If you have money in a 401(k) plan with your employer but would prefer to convert the money to an after-tax Roth IRA, you need to know the Internal Revenue Service (IRS) rules for completing the rollover as well as the tax implications. Though you eventually get the benefits of tax-free distributions, you may have a significantly heavier tax burden in the short term.
401(k) Distributions Allowed to be Rolled Over
The IRS limits when you can take a distribution from your 401(k) plan and which of those distributions can be rolled over into a Roth IRA. You can only remove the money from your 401(k) plan if you suffer a severe financial hardship, leave your job or are at least 59 1/2 years old. However, you cannot roll over money distributed for a financial hardship into a Roth IRA. In addition, you cannot roll over required minimum distributions from your 401(k) plan into a Roth IRA.
To roll over money from your 401(k) plan to your Roth IRA, you first take a distribution from your 401(k) plan.

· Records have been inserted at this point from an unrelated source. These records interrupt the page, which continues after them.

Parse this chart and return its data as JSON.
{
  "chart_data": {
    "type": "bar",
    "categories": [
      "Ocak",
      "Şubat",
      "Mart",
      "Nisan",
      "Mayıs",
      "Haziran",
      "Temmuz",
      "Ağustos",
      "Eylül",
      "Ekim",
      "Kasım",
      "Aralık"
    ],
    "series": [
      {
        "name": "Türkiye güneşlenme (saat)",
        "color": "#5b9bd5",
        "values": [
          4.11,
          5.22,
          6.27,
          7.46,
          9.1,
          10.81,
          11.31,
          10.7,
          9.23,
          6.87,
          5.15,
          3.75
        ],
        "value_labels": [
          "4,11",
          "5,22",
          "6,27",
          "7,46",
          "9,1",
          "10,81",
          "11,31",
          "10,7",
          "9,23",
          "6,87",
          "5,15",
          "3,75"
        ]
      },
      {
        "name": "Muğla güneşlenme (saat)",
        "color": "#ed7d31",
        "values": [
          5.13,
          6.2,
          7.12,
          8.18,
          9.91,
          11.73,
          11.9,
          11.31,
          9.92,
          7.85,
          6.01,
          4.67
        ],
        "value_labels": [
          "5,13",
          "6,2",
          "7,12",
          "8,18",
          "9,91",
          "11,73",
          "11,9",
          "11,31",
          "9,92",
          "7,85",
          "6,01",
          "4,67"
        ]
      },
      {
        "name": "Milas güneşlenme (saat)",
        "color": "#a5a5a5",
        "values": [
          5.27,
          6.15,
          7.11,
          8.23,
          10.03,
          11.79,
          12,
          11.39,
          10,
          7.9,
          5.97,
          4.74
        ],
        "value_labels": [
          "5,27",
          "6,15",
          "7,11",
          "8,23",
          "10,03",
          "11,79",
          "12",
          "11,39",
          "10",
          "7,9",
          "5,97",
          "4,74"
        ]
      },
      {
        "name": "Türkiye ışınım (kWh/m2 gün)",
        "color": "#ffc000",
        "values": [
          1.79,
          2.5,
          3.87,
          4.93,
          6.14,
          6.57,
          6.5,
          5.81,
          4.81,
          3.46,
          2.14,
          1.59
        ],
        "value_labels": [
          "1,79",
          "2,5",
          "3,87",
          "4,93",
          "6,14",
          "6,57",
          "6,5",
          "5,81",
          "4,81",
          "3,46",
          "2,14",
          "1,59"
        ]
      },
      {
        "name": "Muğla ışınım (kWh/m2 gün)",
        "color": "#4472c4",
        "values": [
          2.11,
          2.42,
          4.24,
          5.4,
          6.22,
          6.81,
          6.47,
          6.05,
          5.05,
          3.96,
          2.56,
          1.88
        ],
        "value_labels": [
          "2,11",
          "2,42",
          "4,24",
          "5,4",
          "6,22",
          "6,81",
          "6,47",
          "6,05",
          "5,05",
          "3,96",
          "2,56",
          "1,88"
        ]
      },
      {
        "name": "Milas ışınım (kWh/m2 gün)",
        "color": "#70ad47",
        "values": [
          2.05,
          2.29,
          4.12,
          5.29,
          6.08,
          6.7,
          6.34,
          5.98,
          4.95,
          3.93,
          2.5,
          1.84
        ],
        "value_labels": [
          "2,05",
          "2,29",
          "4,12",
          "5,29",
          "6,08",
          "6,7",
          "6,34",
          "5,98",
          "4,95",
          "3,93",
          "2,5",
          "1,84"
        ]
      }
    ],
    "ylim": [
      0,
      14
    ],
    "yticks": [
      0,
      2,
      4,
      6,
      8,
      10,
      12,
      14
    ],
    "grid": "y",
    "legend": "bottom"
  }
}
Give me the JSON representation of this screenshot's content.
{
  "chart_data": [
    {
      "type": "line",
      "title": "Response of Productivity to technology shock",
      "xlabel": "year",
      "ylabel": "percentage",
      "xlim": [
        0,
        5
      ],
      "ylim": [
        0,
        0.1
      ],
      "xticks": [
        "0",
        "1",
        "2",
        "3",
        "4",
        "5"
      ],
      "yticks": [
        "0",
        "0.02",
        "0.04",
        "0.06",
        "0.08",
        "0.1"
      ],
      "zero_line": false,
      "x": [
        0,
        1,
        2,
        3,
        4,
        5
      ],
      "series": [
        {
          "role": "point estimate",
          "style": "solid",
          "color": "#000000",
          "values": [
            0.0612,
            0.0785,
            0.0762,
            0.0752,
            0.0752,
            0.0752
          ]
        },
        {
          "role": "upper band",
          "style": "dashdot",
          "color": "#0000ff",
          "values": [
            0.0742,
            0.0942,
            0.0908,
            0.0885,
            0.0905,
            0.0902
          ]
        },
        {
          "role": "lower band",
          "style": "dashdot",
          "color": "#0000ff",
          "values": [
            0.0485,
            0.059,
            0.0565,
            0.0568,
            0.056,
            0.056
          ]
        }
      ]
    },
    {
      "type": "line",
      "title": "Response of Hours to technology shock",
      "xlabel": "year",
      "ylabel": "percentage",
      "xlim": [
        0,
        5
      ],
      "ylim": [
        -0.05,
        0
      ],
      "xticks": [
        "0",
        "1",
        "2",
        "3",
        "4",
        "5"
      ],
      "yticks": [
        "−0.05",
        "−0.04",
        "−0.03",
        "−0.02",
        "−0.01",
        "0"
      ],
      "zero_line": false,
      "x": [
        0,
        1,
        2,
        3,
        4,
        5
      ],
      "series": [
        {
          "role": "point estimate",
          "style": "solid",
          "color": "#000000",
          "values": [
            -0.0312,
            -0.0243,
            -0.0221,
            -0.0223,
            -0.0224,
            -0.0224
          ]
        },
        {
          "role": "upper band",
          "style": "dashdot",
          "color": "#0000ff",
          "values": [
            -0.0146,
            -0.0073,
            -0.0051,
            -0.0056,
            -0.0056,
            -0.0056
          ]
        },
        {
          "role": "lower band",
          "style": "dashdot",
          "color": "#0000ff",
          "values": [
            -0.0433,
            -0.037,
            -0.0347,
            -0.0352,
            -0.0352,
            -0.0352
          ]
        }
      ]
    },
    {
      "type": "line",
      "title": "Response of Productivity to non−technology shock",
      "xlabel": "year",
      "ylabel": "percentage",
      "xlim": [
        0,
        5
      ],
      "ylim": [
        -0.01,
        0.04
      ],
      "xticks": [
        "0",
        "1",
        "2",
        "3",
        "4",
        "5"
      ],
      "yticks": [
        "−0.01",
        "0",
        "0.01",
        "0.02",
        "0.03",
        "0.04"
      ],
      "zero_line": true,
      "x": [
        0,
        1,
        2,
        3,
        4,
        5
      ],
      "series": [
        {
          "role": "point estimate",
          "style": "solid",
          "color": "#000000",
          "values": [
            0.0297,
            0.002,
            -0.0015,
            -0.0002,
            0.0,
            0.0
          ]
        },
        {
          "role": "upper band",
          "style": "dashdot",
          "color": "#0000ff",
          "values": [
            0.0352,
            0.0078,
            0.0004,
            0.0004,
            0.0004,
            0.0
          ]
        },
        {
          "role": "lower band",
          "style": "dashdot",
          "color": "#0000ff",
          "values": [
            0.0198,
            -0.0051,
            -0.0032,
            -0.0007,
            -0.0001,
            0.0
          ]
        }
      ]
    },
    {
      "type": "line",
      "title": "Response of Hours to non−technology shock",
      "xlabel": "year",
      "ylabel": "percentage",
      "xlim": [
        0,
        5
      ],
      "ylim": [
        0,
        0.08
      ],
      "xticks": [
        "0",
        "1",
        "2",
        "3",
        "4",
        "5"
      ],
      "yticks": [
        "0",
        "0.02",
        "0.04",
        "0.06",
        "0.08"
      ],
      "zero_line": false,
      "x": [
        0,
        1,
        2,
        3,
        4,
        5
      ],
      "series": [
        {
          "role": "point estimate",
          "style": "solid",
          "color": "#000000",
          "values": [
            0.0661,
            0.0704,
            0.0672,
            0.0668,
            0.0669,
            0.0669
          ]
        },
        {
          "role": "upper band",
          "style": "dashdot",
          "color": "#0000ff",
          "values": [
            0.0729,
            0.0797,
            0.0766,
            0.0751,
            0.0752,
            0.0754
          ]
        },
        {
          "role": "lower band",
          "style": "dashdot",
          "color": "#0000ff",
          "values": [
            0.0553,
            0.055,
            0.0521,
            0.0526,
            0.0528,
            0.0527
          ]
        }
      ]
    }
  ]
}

Your employer will withhold money from the distribution for taxes, but you are responsible for depositing the entire amount into a Roth IRA. For example, if you take a $10,000 distribution, your employer may withhold $2,000 for taxes but you would still be required to put $10,000 in your Roth IRA. If you do not put the full amount in, any undeposited amount counts as a withdrawal from your 401(k) plan. After you receive the distribution, you have 60 days to complete the rollover by depositing the amount in your Roth IRA.
The amount of your rollover from your 401(k) plan to your Roth IRA counts as taxable income for the year that you make the rollover. The IRS does not prescribe a specific income tax rate for conversions. Instead, the income is added to your other taxable income for the year. If the amount of the rollover pushes you into a higher tax rate, only the part of the rollover that falls in that bracket is taxed at the higher rate.
When you file your income taxes for the year, you need to use Form 1040 or Form 1040A. Enter the amount of your rollover as a nontaxable pension and annuity distribution on line 16a of Form 1040 or line 12a of Form 1040A. Next, complete Form 8606 and report the taxable portion on line 16b of Form 1040 or line 12b of Form 1040A. If your employer withheld money when you took the money out of the 401(k) plan, report that amount on line 38 of Form 1040A or line 61 of Form 1040. If you are unsure how much was withheld, check box 4 of your Form 1099-R.